Üç aşağı beş yukarı diye bakmanızı rica edeceğimiz bu rakamları sıraladıktan sonra proje tarafında bir sorun olmadığını söyleyebiliriz. Ama mesele bunların hayata geçirilme imkanı bulup bulmayacağı. Bulacaksa da hangi takvim çerçevesinde kurulabileceği.
İnşa halindekilerin, YEKDEM kapsamında fiyat alım garantisinden yararlanabilmek için en geç 2020 sonuna kadar üretime geçirileceğini kabul edebiliriz. Ama diğerleri için şu sıralarda iyimser olmak çok zor.

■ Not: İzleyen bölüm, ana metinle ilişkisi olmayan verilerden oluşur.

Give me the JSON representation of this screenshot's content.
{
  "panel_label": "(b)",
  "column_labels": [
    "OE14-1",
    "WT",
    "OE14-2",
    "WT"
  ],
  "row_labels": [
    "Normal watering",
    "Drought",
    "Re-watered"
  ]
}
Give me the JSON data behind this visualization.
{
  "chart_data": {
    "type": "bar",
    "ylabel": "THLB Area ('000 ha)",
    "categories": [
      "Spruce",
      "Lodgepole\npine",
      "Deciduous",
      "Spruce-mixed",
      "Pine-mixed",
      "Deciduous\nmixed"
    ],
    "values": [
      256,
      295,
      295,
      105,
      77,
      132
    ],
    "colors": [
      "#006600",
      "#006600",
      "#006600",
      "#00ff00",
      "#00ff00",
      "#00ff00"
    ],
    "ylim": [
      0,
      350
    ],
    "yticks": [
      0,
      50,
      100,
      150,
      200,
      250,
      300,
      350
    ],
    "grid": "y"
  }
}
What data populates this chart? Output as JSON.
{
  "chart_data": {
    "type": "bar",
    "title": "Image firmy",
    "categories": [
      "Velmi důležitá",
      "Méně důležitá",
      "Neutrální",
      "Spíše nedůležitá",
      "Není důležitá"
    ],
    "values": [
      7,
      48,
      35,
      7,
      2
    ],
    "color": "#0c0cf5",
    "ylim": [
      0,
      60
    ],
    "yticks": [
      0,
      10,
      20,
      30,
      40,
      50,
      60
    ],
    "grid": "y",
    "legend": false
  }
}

Sektörde kime sorsanız alacağınız cevap üç aşağı beş yukarı aynı. Proje sahipleri finansman bulamıyor. Bulsalar da faizler çok yüksek. Santrali o kredilerle kurunca yatırım geri dönüş süresi çok uzayacak.
Yani RES projesi sahipleri, YEKDEM’in sona ereceği gerçeğiyle finansman bulma sorunu arasında sıkışıp kalmış durumda. Bu diğer yenilenebilir kaynaklara dayalı projeler için de geçerli kuşkusuz. Ama biz bu sıkıntıyı rüzgara bırakalım, ilgili adrese ulaştırsın diyelim.
Proje stokunun önemli bir kısmının hepten gündemden kalkmaması için enerji yönetiminin adım atması lazım. Eldeki RES projelerinin kadük olmaması için bir an önce, YEKDEM sonrası nasıl bir destekleme mekanizması getirileceğine dair bir yol haritası ortaya koyulması şart görünüyor. Yatırımcılara projeksiyon çizme imkanı sağlayacak böylesi bir adım atılmazsa, ithal kaynağa bağımlılığı düşürme hedefi doğrultusunda alınacak yol da uzar.